A magnitude do impacto humano no ambiente tem suscitado a discussão sobre se já estaríamos há algum tempo em uma nova época geológica: o Antropoceno
Algumas questões científicas pareciam tão antinaturais em épocas passadas que eram até difíceis de serem imaginadas, sequer discutidas. Imagine só a invenção da pólvora e a sua utilização na fabricação de explosivos, ou a utilização do calor para produzir vapor e por consequência movimento. Ou ainda o papel da eletricidade nas sociedades modernas. Quem imaginaria, por exemplo, que um líquido viscoso e negro – o petróleo – seria motivo para a detenção de tanto poder político e pior, usado como justificativa para derramar tanto sangue? Quem imaginaria?
Há cinquenta anos seria difícil imaginar que os cientistas estariam discutindo as implicações da capacidade do homem em modificar o planeta de tal modo, equiparada apenas, àquela desempenhada pelas forças naturais. A magnitude desse impacto humano tem suscitado a discussão sobre se já não estaríamos há algum tempo em uma nova época geológica: o Antropoceno.
Interessante mencionar que embora essa discussão seja extremamente pertinente e atual, por outro lado o impacto humano parece não surpreender mais tanto assim. Uma matéria publicada no dia 4 de maio desse ano pelo portal “O Observatório do Clima” reflete bem essa ideia. O título do texto foi o seguinte: O CO2 na atmosfera bateu mais um recorde. Isso ainda é notícia? E complementa no subtítulo: Concentração do gás atingiu mais uma marca redonda: 410 partes por milhão em abril. Não estamos muito impressionados.
Vivemos o período Quaternário. E relativamente há pouco tempo, considerando-se o tempo geológico – mais precisamente logo após os efeitos da última glaciação – iniciamos a época do Holoceno. Para muitos esta época é coisa pretérita. Mas exatamente quando? O marco, divisor de águas, pode até parecer estritamente científico, mas por trás das decisões de cunho científico geralmente há outro fator de peso: a política. Os mais diversos acordos e tratados internacionais, nos quais nem todas as nações são signatárias, acerca das questões ambientais de impacto planetário – como a questão climática – discutidos pelas mais altas cúpulas da política mundial só reforçam esse peso.
Para alguns especialistas o início de nova época é marcado pelos impactos decorrentes do advento da agricultura e da domesticação de animais, as quais impactaram profundamente a ocupação do ambiente e o estilo de vida humano.
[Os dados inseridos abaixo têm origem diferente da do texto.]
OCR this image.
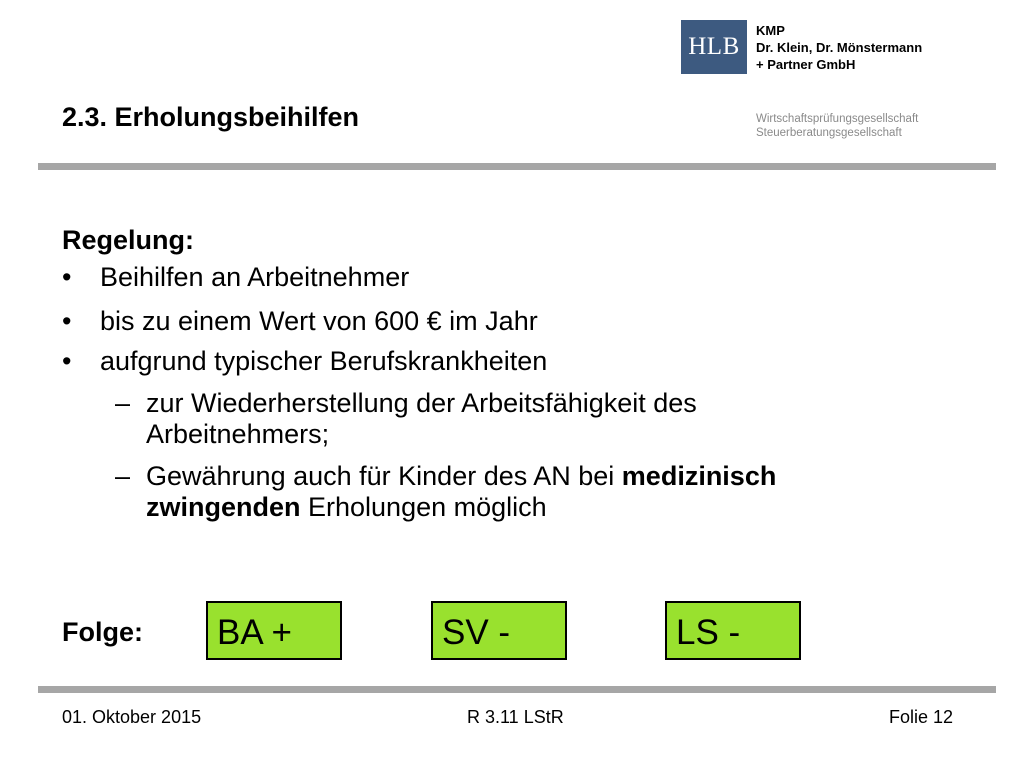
HLB
KMP
Dr. Klein, Dr. Mönstermann
+ Partner GmbH
2.3. Erholungsbeihilfen	Wirtschaftsprüfungsgesellschaft
Steuerberatungsgesellschaft
Regelung:
• Beihilfen an Arbeitnehmer
• bis zu einem Wert von 600 € im Jahr
• aufgrund typischer Berufskrankheiten
– zur Wiederherstellung der Arbeitsfähigkeit des
Arbeitnehmers;
– Gewährung auch für Kinder des AN bei medizinisch
zwingenden Erholungen möglich
Folge:	BA +	SV -	LS -
01. Oktober 2015	R 3.11 LStR	Folie 12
Para outros, não resta dúvidas que a revolução industrial iniciada no século XVIII, a qual trouxe consigo o advento dos combustíveis fósseis por meio do carvão mineral e o crescimento das cidades marca esse início. Desde então nos equiparamos aos grandes vulcões em erupção na capacidade de emitir gases para a atmosfera. E para outros é inquestionável que o período pós segunda guerra mudou de maneira irreversível a relação do homem com a natureza. A pegada ambiental deixada desde então salta aos olhos. A Grande Aceleração, como muitos especialistas se referem a esse período é marcado por saltos, quais sejam: o consumo de recursos naturais, o crescimento populacional, o desmatamento e consequente perda da biodiversidade, a produção de materiais sintéticos e a emissão de gases de efeito estufa.
É difícil imaginar que todos esses saltos seriam possíveis sem os avanços experimentados pelo campo científico. E partindo-se dessa mesma lógica seria igualmente inimaginável os saltos anteriores que sucederam tanto a revolução industrial quanto a invenção da agricultura. Certamente, hoje, não seríamos mais de 7 bilhões de habitantes e com perspectivas de chegarmos à marca dos 10 bilhões. Mas isso, é claro, sem uma possível reeleição de Donald Trump.
A ação humana em relação ao ambiente é icônica. É tanto que – em torno da discussão quanto à possível formalização e, a partir de quando, seria essa nova época – não deixa dúvidas. Seja pelos plásticos que se acumulam nos oceanos, seja pelas concentrações de CO2 ou CH4, seja pelos registros isotópicos dos testes nucleares, seja pelo uso indiscriminado do solo, de defensivos agrícolas, das extinções em massa ou ainda pela pesquisa espacial.
Enquanto a Comissão Internacional de Estratigrafia, entidade vinculada à União Internacional de Ciências Geológicas não define qual ou quais evidências estratigráficas serão utilizadas para definir o início dessa nova época – o Antropoceno – custa-me imaginar um desfecho mais adequado para esse texto do que o trecho de um artigo de 2011 no jornal The Economist intitulado “Welcome to the Anthropocene”, que diz: “Os humanos mudaram a maneira como o mundo funciona. Agora eles também precisam mudar a maneira de pensar a respeito dessa mudança”.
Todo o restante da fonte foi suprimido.